Biogases: gases composed principally of methane and carbon dioxide produced by anaerobic fermentation of biomass, or by thermal processes. It includes: landfill gas; sewage sludge gas; other biogases from anaerobic digestion; bio gases from thermal processes.

Liquid biofuels are liquid fuels from a non-fossil biological origin and a renewable energy source, to be distinguished from fossil fuels. Biofuels can be split up into four categories: bio gasoline, biodiesel, bio jet kerosene (aviation fuel) and other liquid biofuels.

Renewable waste: portion of waste produced by households, industry, hospitals and the tertiary sector which is biological material collected by local authorities and incinerated at specific installations.

Hydropower: the electricity generated from the potential and kinetic energy of water in hydroelectric plants (the electricity generated in pumped storage plants is not included).

Geothermal energy: the energy available as heat from within the earth’s crust, usually in the form of hot water or steam.

Wind energy: the kinetic energy of wind converted into electricity in wind turbines.

Solar energy: solar radiation exploited for solar heat (hot water) and electricity production.

Tide, wave, ocean: mechanical energy derived from tidal movement, wave motion or ocean current and exploited for electricity generation.
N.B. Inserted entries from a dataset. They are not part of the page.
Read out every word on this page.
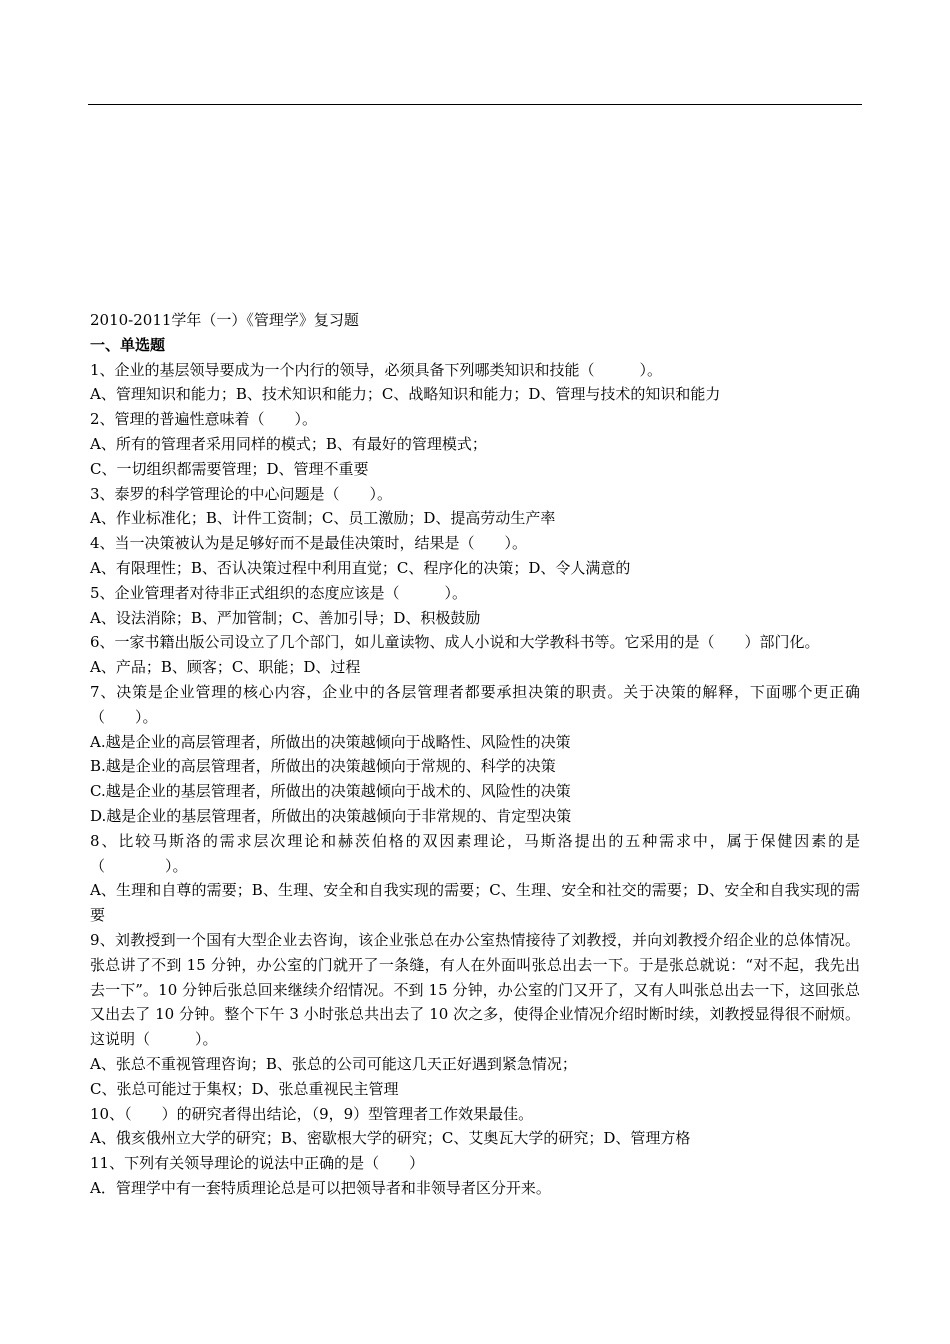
2010-2011学年（一）《管理学》复习题
一、单选题
1、企业的基层领导要成为一个内行的领导，必须具备下列哪类知识和技能（　　　）。
A、管理知识和能力；B、技术知识和能力；C、战略知识和能力；D、管理与技术的知识和能力
2、管理的普遍性意味着（　　）。
A、所有的管理者采用同样的模式；B、有最好的管理模式；
C、一切组织都需要管理；D、管理不重要
3、泰罗的科学管理论的中心问题是（　　）。
A、作业标准化；B、计件工资制；C、员工激励；D、提高劳动生产率
4、当一决策被认为是足够好而不是最佳决策时，结果是（　　）。
A、有限理性；B、否认决策过程中利用直觉；C、程序化的决策；D、令人满意的
5、企业管理者对待非正式组织的态度应该是（　　　）。
A、设法消除；B、严加管制；C、善加引导；D、积极鼓励
6、一家书籍出版公司设立了几个部门，如儿童读物、成人小说和大学教科书等。它采用的是（　　）部门化。
A、产品；B、顾客；C、职能；D、过程
7、决策是企业管理的核心内容，企业中的各层管理者都要承担决策的职责。关于决策的解释，下面哪个更正确（　　）。
A.越是企业的高层管理者，所做出的决策越倾向于战略性、风险性的决策
B.越是企业的高层管理者，所做出的决策越倾向于常规的、科学的决策
C.越是企业的基层管理者，所做出的决策越倾向于战术的、风险性的决策
D.越是企业的基层管理者，所做出的决策越倾向于非常规的、肯定型决策
8、比较马斯洛的需求层次理论和赫茨伯格的双因素理论，马斯洛提出的五种需求中，属于保健因素的是（　　　　）。
A、生理和自尊的需要；B、生理、安全和自我实现的需要；C、生理、安全和社交的需要；D、安全和自我实现的需要
9、刘教授到一个国有大型企业去咨询，该企业张总在办公室热情接待了刘教授，并向刘教授介绍企业的总体情况。张总讲了不到 15 分钟，办公室的门就开了一条缝，有人在外面叫张总出去一下。于是张总就说：“对不起，我先出去一下”。10 分钟后张总回来继续介绍情况。不到 15 分钟，办公室的门又开了，又有人叫张总出去一下，这回张总又出去了 10 分钟。整个下午 3 小时张总共出去了 10 次之多，使得企业情况介绍时断时续，刘教授显得很不耐烦。这说明（　　　）。
A、张总不重视管理咨询；B、张总的公司可能这几天正好遇到紧急情况；
C、张总可能过于集权；D、张总重视民主管理
10、（　　）的研究者得出结论，（9，9）型管理者工作效果最佳。
A、俄亥俄州立大学的研究；B、密歇根大学的研究；C、艾奥瓦大学的研究；D、管理方格
11、下列有关领导理论的说法中正确的是（　　）
A．管理学中有一套特质理论总是可以把领导者和非领导者区分开来。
Share of renewable energy in energy consumption

Renewable energy sources cover solar thermal and photovoltaic energy, hydro (including tide, wave and ocean energy), wind, geothermal energy and all forms of biomass (including biological waste and liquid biofuels). The contribution of renewable energy from heat pumps is also covered for the Member States for which this information was reported. The renewable energy delivered to final consumers (industry, transport, households, services including public services, agriculture, forestry and fisheries) is the numerator of this indicator. The denominator, the gross final energy consumption of all energy sources, covers total energy delivered for energy purposes to final consumers as well as the transmission and distribution losses for electricity and heat. It should be noted that exports/imports of electricity are not considered as renewable energy unless a specific intergovernmental agreement has been signed. For more information: The national shares of energy from renewable sources in gross final consumption of energy are calculated according to specific calculation provisions of Directive 2009/28/EC ( ).

Solid fuels

Solid fuels are fossil fuels covering various types of coals and solid products derived from coals. They consist of carbonised vegetable matter and usually have the physical appearance of a black or brown rock.

Tonnes of oil equivalent

Tonne(s) of oil equivalent, abbreviated as toe, is a normalized unit of energy. By convention it is equivalent to the approximate amount of energy that can be extracted from one tonne of crude oil.

Total fuels

Total fuels is the sum of all energy products and is composed of the following fuel families: Solid fuels (coal), total petroleum products (crude oil and derived petroleum products), gas, nuclear heat, derived heat, renewable energies, electricity and waste (non-renewable).

Total petroleum products

Total petroleum products are fossil fuels (usually in liquid state) and include crude oil and all products derived from it (e.g. when processed in oil refineries), including motor gasoline, diesel oil, fuel oil, etc.

Waste (non-renewable)

Waste (non-renewable) consists of materials coming from combustible industrial, institutional, hospital and household wastes such as rubber, plastics, waste fossil oils and other similar types of wastes, which can be either solid or liquid.